Nigel’s motivational brief at the team huddle drew on a number of references and ended with a rousing adaptation of Shakespeare’s Henry V inspiring speech before the Battle of Agincourt with Jane substituted in for St George. Fired up for the final push with reinvigorated determination, the GB team set to work and were quickly posting steady high scores. So too were both Canada and the USA in relatively steady wind conditions, but with plenty there to take you away from the bull if you did not take care. By the end of the range, it became apparent that all three teams had posted the same score, 9 off, with only 2 Vs between top and bottom score.
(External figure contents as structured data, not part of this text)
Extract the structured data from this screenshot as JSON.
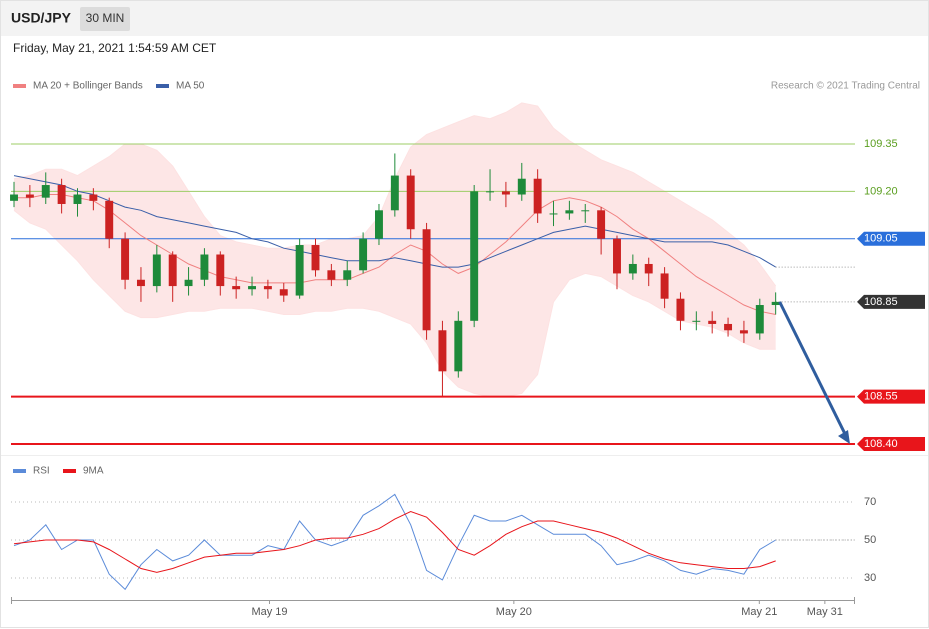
{
  "header": {
    "symbol": "USD/JPY",
    "interval": "30 MIN",
    "timestamp": "Friday, May 21, 2021 1:54:59 AM CET",
    "credit": "Research © 2021 Trading Central"
  },
  "chart_data": [
    {
      "type": "candlestick",
      "up_color": "#1e8a3a",
      "down_color": "#cc2222",
      "open": [
        109.17,
        109.19,
        109.18,
        109.22,
        109.16,
        109.19,
        109.17,
        109.05,
        108.92,
        108.9,
        109.0,
        108.9,
        108.92,
        109.0,
        108.9,
        108.89,
        108.9,
        108.89,
        108.87,
        109.03,
        108.95,
        108.92,
        108.95,
        109.05,
        109.14,
        109.25,
        109.08,
        108.76,
        108.63,
        108.79,
        109.2,
        109.2,
        109.19,
        109.24,
        109.13,
        109.13,
        109.14,
        109.14,
        109.05,
        108.94,
        108.97,
        108.94,
        108.86,
        108.79,
        108.79,
        108.78,
        108.76,
        108.75,
        108.84
      ],
      "high": [
        109.23,
        109.22,
        109.26,
        109.24,
        109.21,
        109.21,
        109.18,
        109.07,
        108.96,
        109.03,
        109.01,
        108.96,
        109.02,
        109.01,
        108.93,
        108.93,
        108.92,
        108.91,
        109.05,
        109.05,
        108.97,
        108.98,
        109.07,
        109.16,
        109.32,
        109.27,
        109.1,
        108.79,
        108.82,
        109.22,
        109.27,
        109.23,
        109.29,
        109.27,
        109.17,
        109.17,
        109.16,
        109.15,
        109.06,
        109.0,
        108.99,
        108.96,
        108.88,
        108.82,
        108.82,
        108.8,
        108.79,
        108.86,
        108.88
      ],
      "low": [
        109.15,
        109.15,
        109.16,
        109.13,
        109.12,
        109.14,
        109.02,
        108.89,
        108.85,
        108.88,
        108.85,
        108.87,
        108.9,
        108.87,
        108.86,
        108.87,
        108.86,
        108.85,
        108.86,
        108.93,
        108.9,
        108.9,
        108.94,
        109.03,
        109.12,
        109.05,
        108.73,
        108.55,
        108.61,
        108.77,
        109.17,
        109.15,
        109.17,
        109.1,
        109.09,
        109.11,
        109.1,
        109.0,
        108.89,
        108.92,
        108.9,
        108.83,
        108.76,
        108.76,
        108.75,
        108.74,
        108.72,
        108.73,
        108.81
      ],
      "close": [
        109.19,
        109.18,
        109.22,
        109.16,
        109.19,
        109.17,
        109.05,
        108.92,
        108.9,
        109.0,
        108.9,
        108.92,
        109.0,
        108.9,
        108.89,
        108.9,
        108.89,
        108.87,
        109.03,
        108.95,
        108.92,
        108.95,
        109.05,
        109.14,
        109.25,
        109.08,
        108.76,
        108.63,
        108.79,
        109.2,
        109.2,
        109.19,
        109.24,
        109.13,
        109.13,
        109.14,
        109.14,
        109.05,
        108.94,
        108.97,
        108.94,
        108.86,
        108.79,
        108.79,
        108.78,
        108.76,
        108.75,
        108.84,
        108.85
      ],
      "series": [
        {
          "name": "MA 20 + Bollinger Bands",
          "color": "#f08080",
          "band_color": "#fde2e2",
          "values": [
            109.18,
            109.18,
            109.19,
            109.19,
            109.18,
            109.17,
            109.14,
            109.1,
            109.06,
            109.03,
            109.0,
            108.97,
            108.95,
            108.93,
            108.92,
            108.91,
            108.91,
            108.91,
            108.91,
            108.92,
            108.92,
            108.92,
            108.94,
            108.96,
            109.0,
            109.03,
            109.01,
            108.97,
            108.94,
            108.96,
            109.0,
            109.04,
            109.09,
            109.14,
            109.17,
            109.18,
            109.17,
            109.15,
            109.12,
            109.08,
            109.05,
            109.01,
            108.97,
            108.93,
            108.9,
            108.87,
            108.84,
            108.82,
            108.81
          ],
          "upper": [
            109.24,
            109.25,
            109.27,
            109.27,
            109.25,
            109.28,
            109.31,
            109.35,
            109.35,
            109.33,
            109.28,
            109.2,
            109.12,
            109.06,
            109.04,
            109.03,
            109.02,
            109.02,
            109.03,
            109.03,
            109.05,
            109.05,
            109.06,
            109.12,
            109.24,
            109.34,
            109.38,
            109.4,
            109.42,
            109.44,
            109.43,
            109.45,
            109.48,
            109.47,
            109.4,
            109.36,
            109.33,
            109.3,
            109.28,
            109.26,
            109.23,
            109.2,
            109.17,
            109.14,
            109.11,
            109.07,
            109.03,
            108.97,
            108.9
          ],
          "lower": [
            109.14,
            109.1,
            109.08,
            109.03,
            108.98,
            108.92,
            108.87,
            108.82,
            108.8,
            108.8,
            108.81,
            108.82,
            108.82,
            108.83,
            108.83,
            108.83,
            108.82,
            108.81,
            108.81,
            108.82,
            108.82,
            108.83,
            108.83,
            108.82,
            108.8,
            108.78,
            108.72,
            108.63,
            108.58,
            108.56,
            108.55,
            108.55,
            108.56,
            108.62,
            108.85,
            108.92,
            108.94,
            108.93,
            108.9,
            108.87,
            108.85,
            108.82,
            108.79,
            108.78,
            108.77,
            108.75,
            108.72,
            108.7,
            108.7
          ]
        },
        {
          "name": "MA 50",
          "color": "#3a5fa8",
          "values": [
            109.25,
            109.24,
            109.23,
            109.22,
            109.2,
            109.19,
            109.17,
            109.15,
            109.14,
            109.12,
            109.11,
            109.1,
            109.09,
            109.08,
            109.07,
            109.05,
            109.04,
            109.02,
            109.01,
            109.0,
            108.99,
            108.98,
            108.98,
            108.98,
            108.99,
            108.98,
            108.97,
            108.96,
            108.96,
            108.97,
            108.99,
            109.01,
            109.03,
            109.05,
            109.07,
            109.08,
            109.09,
            109.08,
            109.07,
            109.06,
            109.05,
            109.04,
            109.04,
            109.04,
            109.04,
            109.03,
            109.01,
            108.99,
            108.96
          ]
        }
      ],
      "levels": [
        {
          "value": 109.35,
          "label": "109.35",
          "color": "#9ccc65",
          "text_color": "#5a9e1f",
          "style": "thin"
        },
        {
          "value": 109.2,
          "label": "109.20",
          "color": "#9ccc65",
          "text_color": "#5a9e1f",
          "style": "thin"
        },
        {
          "value": 109.05,
          "label": "109.05",
          "color": "#2a6fdb",
          "text_color": "#ffffff",
          "style": "tag"
        },
        {
          "value": 108.85,
          "label": "108.85",
          "color": "#333333",
          "text_color": "#ffffff",
          "style": "last"
        },
        {
          "value": 108.55,
          "label": "108.55",
          "color": "#e8151b",
          "text_color": "#ffffff",
          "style": "thick"
        },
        {
          "value": 108.4,
          "label": "108.40",
          "color": "#e8151b",
          "text_color": "#ffffff",
          "style": "thick"
        }
      ],
      "forecast_color": "#2f5d9e",
      "xlim": [
        -0.19,
        53.0
      ],
      "ylim": [
        108.365,
        109.692
      ]
    },
    {
      "type": "rsi",
      "series": [
        {
          "name": "RSI",
          "color": "#5b8bd9",
          "values": [
            47,
            50,
            58,
            45,
            50,
            50,
            32,
            24,
            37,
            45,
            39,
            42,
            50,
            42,
            42,
            42,
            47,
            45,
            60,
            50,
            47,
            50,
            63,
            68,
            74,
            58,
            34,
            29,
            47,
            63,
            60,
            60,
            63,
            58,
            53,
            53,
            53,
            47,
            37,
            39,
            42,
            39,
            34,
            32,
            35,
            34,
            32,
            45,
            50
          ]
        },
        {
          "name": "9MA",
          "color": "#e8151b",
          "values": [
            48,
            49,
            50,
            50,
            50,
            49,
            45,
            40,
            35,
            33,
            35,
            38,
            41,
            42,
            43,
            43,
            44,
            45,
            47,
            50,
            51,
            51,
            53,
            56,
            61,
            65,
            62,
            54,
            45,
            42,
            47,
            53,
            57,
            60,
            60,
            58,
            56,
            54,
            51,
            47,
            43,
            40,
            38,
            37,
            36,
            35,
            35,
            36,
            39
          ]
        }
      ],
      "ylim": [
        19.5,
        94.2
      ],
      "yticks": [
        30,
        50,
        70
      ],
      "grid": true,
      "xticks": [
        {
          "value": 16.1,
          "label": "May 19"
        },
        {
          "value": 31.5,
          "label": "May 20"
        },
        {
          "value": 46.97,
          "label": "May 21"
        },
        {
          "value": 51.1,
          "label": "May 31"
        }
      ]
    }
  ]
}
The final scores were thus GB 2389.315, Canada 2380.287 and USA 2377.280. Yet another very close and hard fought match and one that GB were delighted to win, this having been the Captain’s prime shooting objective throughout.
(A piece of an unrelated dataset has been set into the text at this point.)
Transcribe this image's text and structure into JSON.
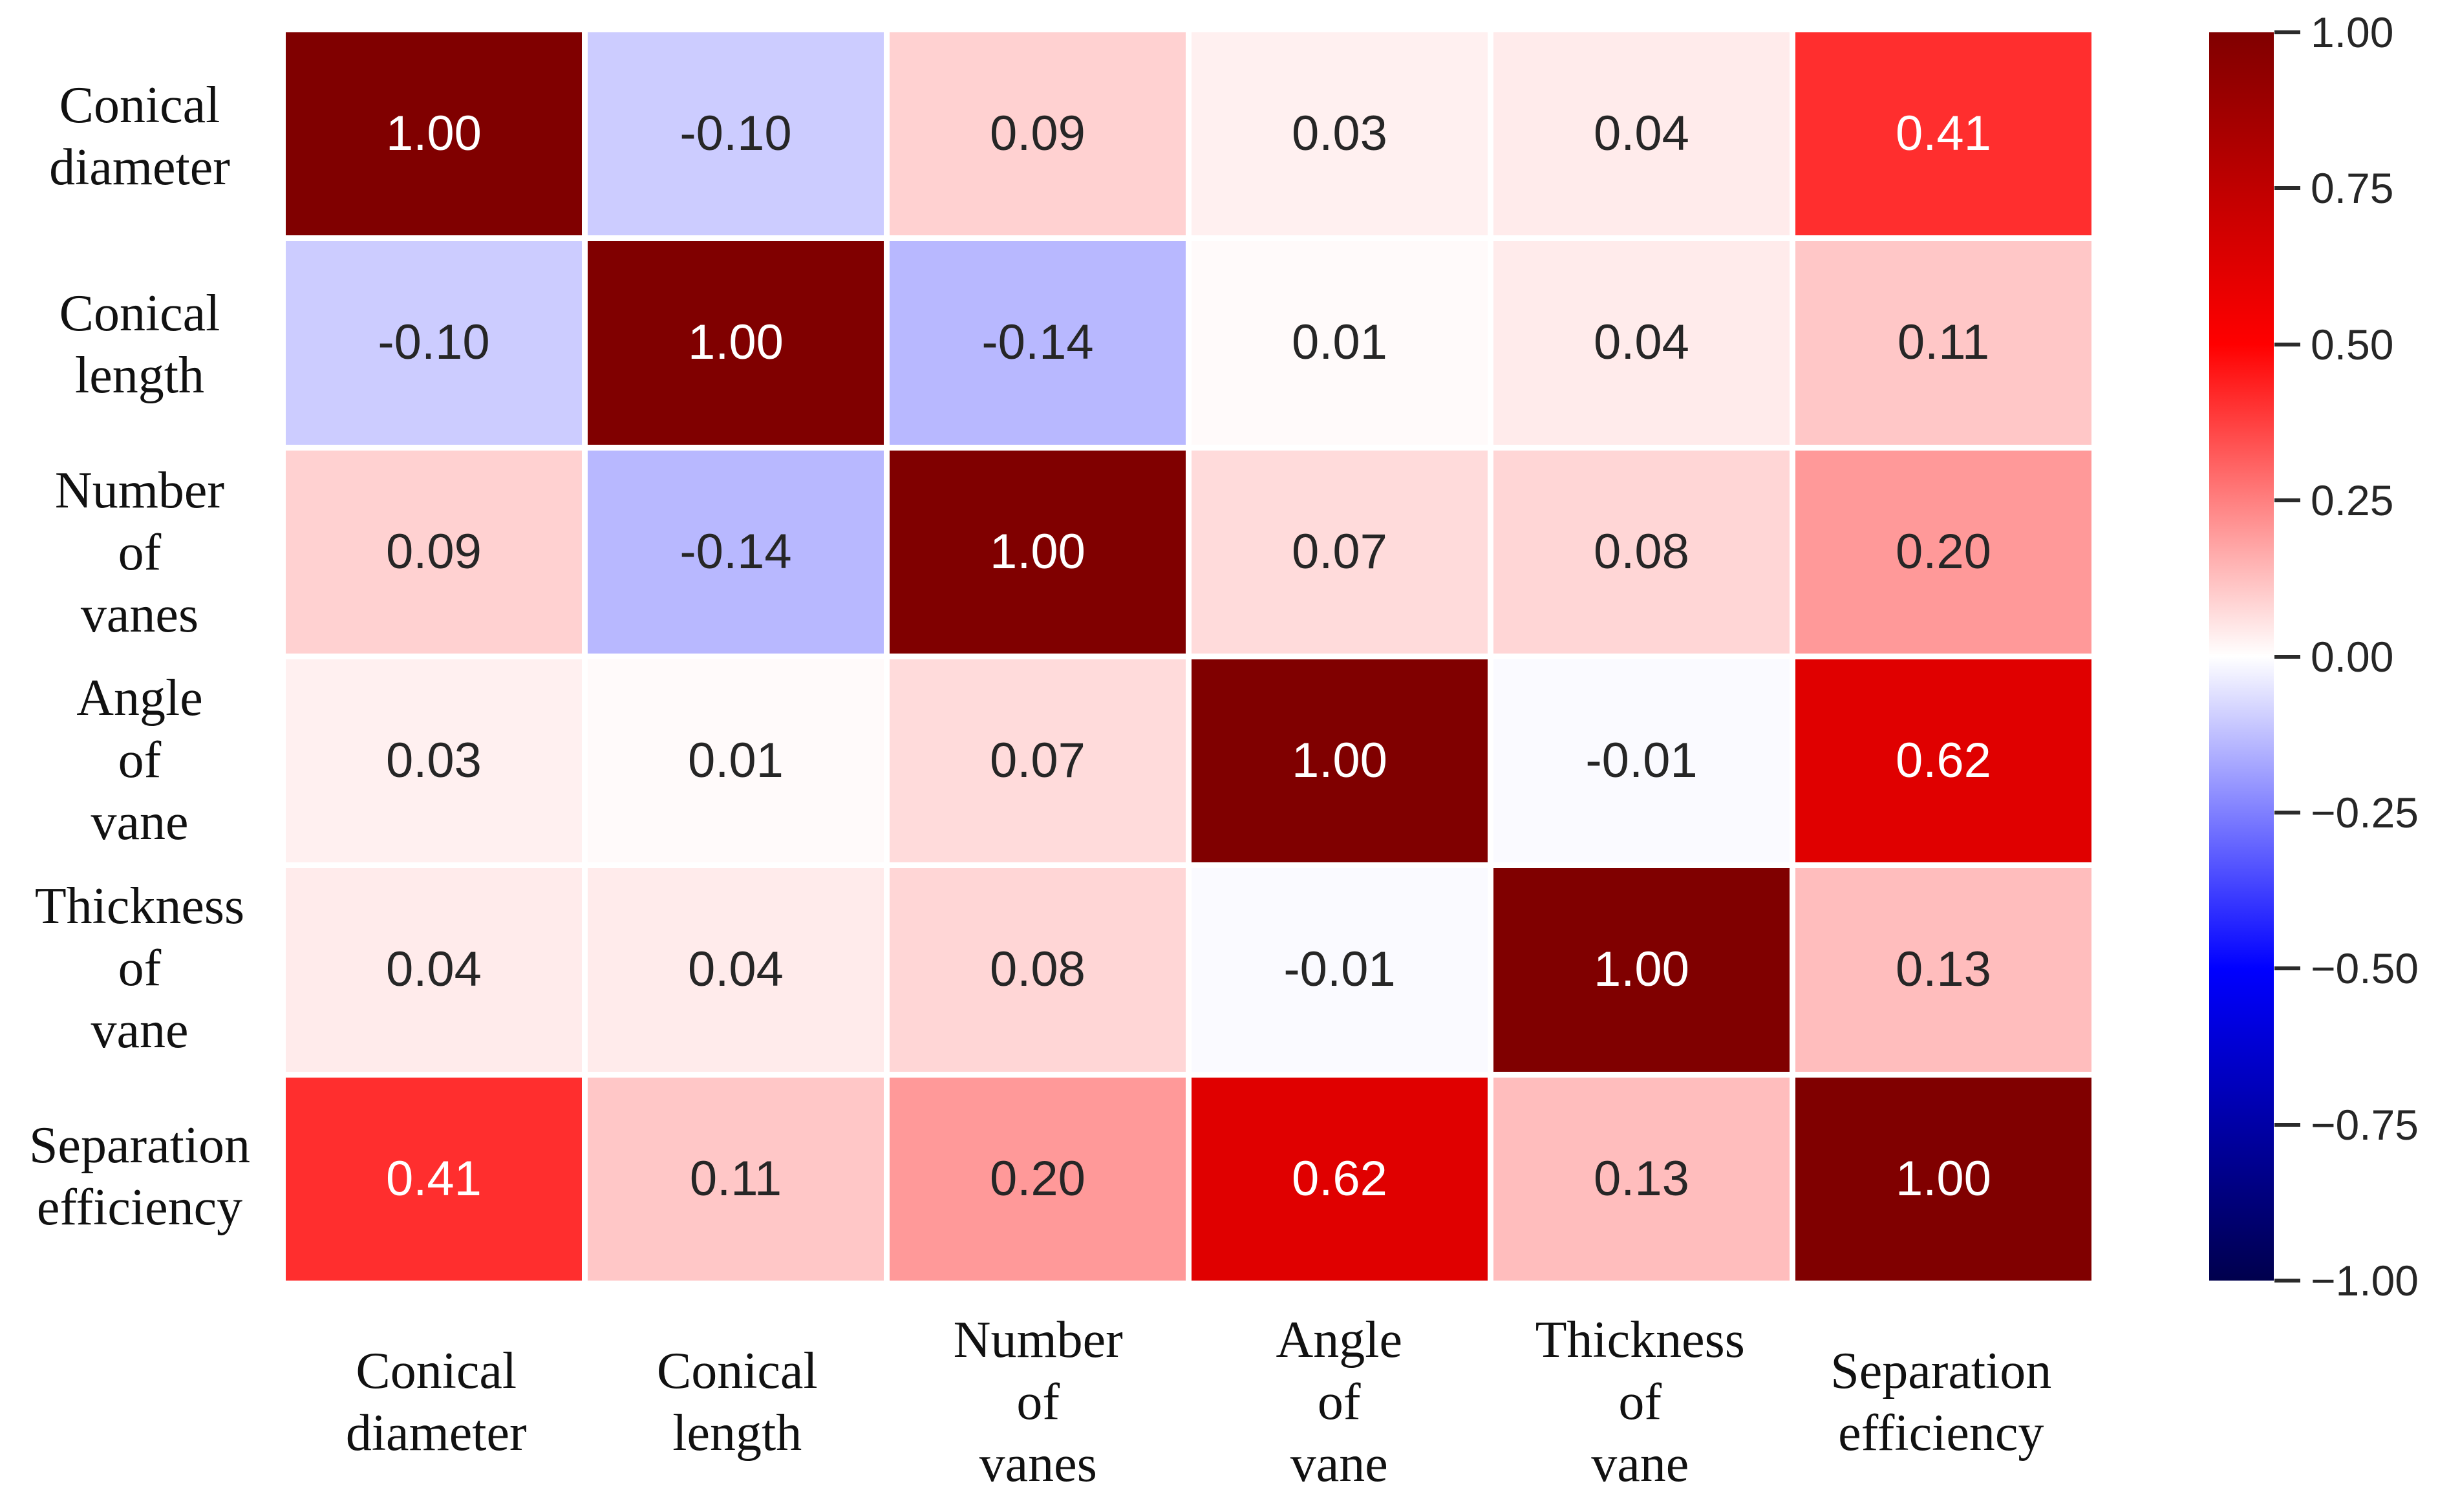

The Captain’s bold selection of two new caps for the match team, Henry Day and Steph Ward, might have surprised a few, given that neither had shot in the Canada Match and only Henry had shot in the Commonwealth match. They had, however, both shot very well in team matches over the whole tour and in the winning GB Under 25 short range team, where Steph had posted a superb 150. They both rose to the occasion in the America match, fully justifying the Captain’s faith in their ability to shoot well as quality gun platforms under pressure, with excellent 299s, each losing a single shot to wind. Clearly both are talented shooters to watch in the future. Mention must also be made of the David Armstrong’s 300.42 and Paul Sykes who shot superbly throughout, including a 75.15 at 600.

Chris Haley, disappointed at not being part of the America Match team, had the compensating role of Butt Scrutineer. In other circumstances this role may not hold many attractions; however, at Connaught, the butt markers are all bright young things aged 17 to 19, from one of the local girls’ schools. This was therefore a much coveted role, but Chris had been specially selected by the Captain as a person who would be able to focus on the appointed task, despite the potential distractions. Nevertheless, Chris’s smile at the end of the match was as broad as those of the winning match team members.
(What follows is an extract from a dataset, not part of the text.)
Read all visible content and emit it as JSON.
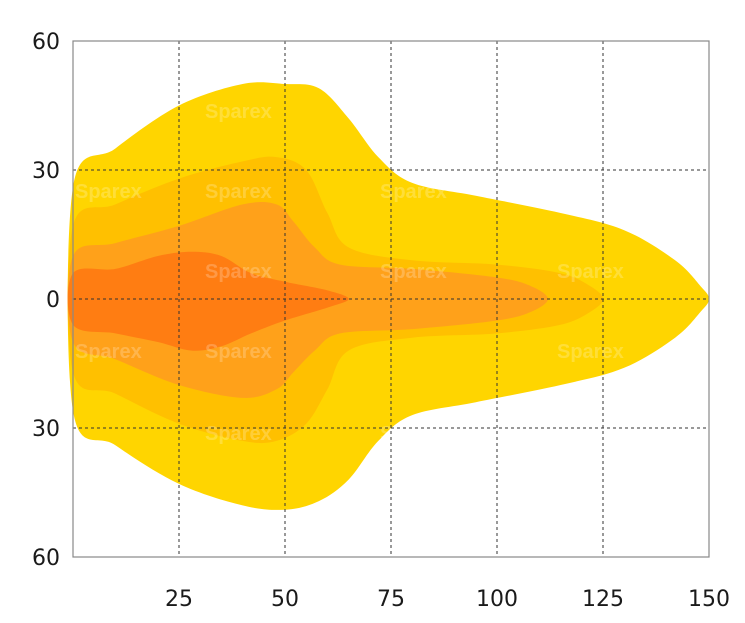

Throughout the match, the whole team remained focussed on its goal, including the ‘back room’ team ably led by Archie and Simon who supported the firing point so ably and to whom so much credit is due for our success. However, the debrief revealed that not everything had gone quite to plan. Perhaps due to it being the end of a long hard few weeks on tour, or maybe the distress of discovering that for the first time he now featured in the older half of the team, Lucky had managed to get to the firing point without his shooting jacket. Nigel had gone one better, turning up without his rifle. Lucky had also forgotten his driving licence and shooting sweatshirts on the outbound journey, and it is rumoured that the concerned Captain has now appointed a Lucky minder for the return trip to ensure that he is returned, with all his baggage, into Susie’s care. Archie, clearly under the strain of match captaincy had, after four weeks of driving in Canada, got into the right hand front seat, put his hands up and wondered for quite a while where the steering wheel had gone...

It had been a day for motivational thinking, but Chris Haley came up with possibly the finest suggestion for future touring, endorsed by all, that Martin might improve his tally of possibles during the meeting (1) if his lobster consumption were to be limited to one per highest possible score.

Following the match prize giving and farewells to our Canadian and American friends, the team retired to a private room in Mama Theresa’s Italian restaurant in downtown Ottawa for a celebratory dinner, at which each team member made a speech to varying degrees of hilarity and various tour awards were posted. However, all had a strong central theme of congratulations to Jane for being such a fine team captain and role model and gratitude for having been selected to join such a well integrated, happy and successful team. Most then retired back to the hotel while an intrepid group continued the celebrations in downtown Hull.

Team Doctor’s Medical Tip of the Day: It’s important that you remember to breathe – thanks Doc, we had never realised it mattered.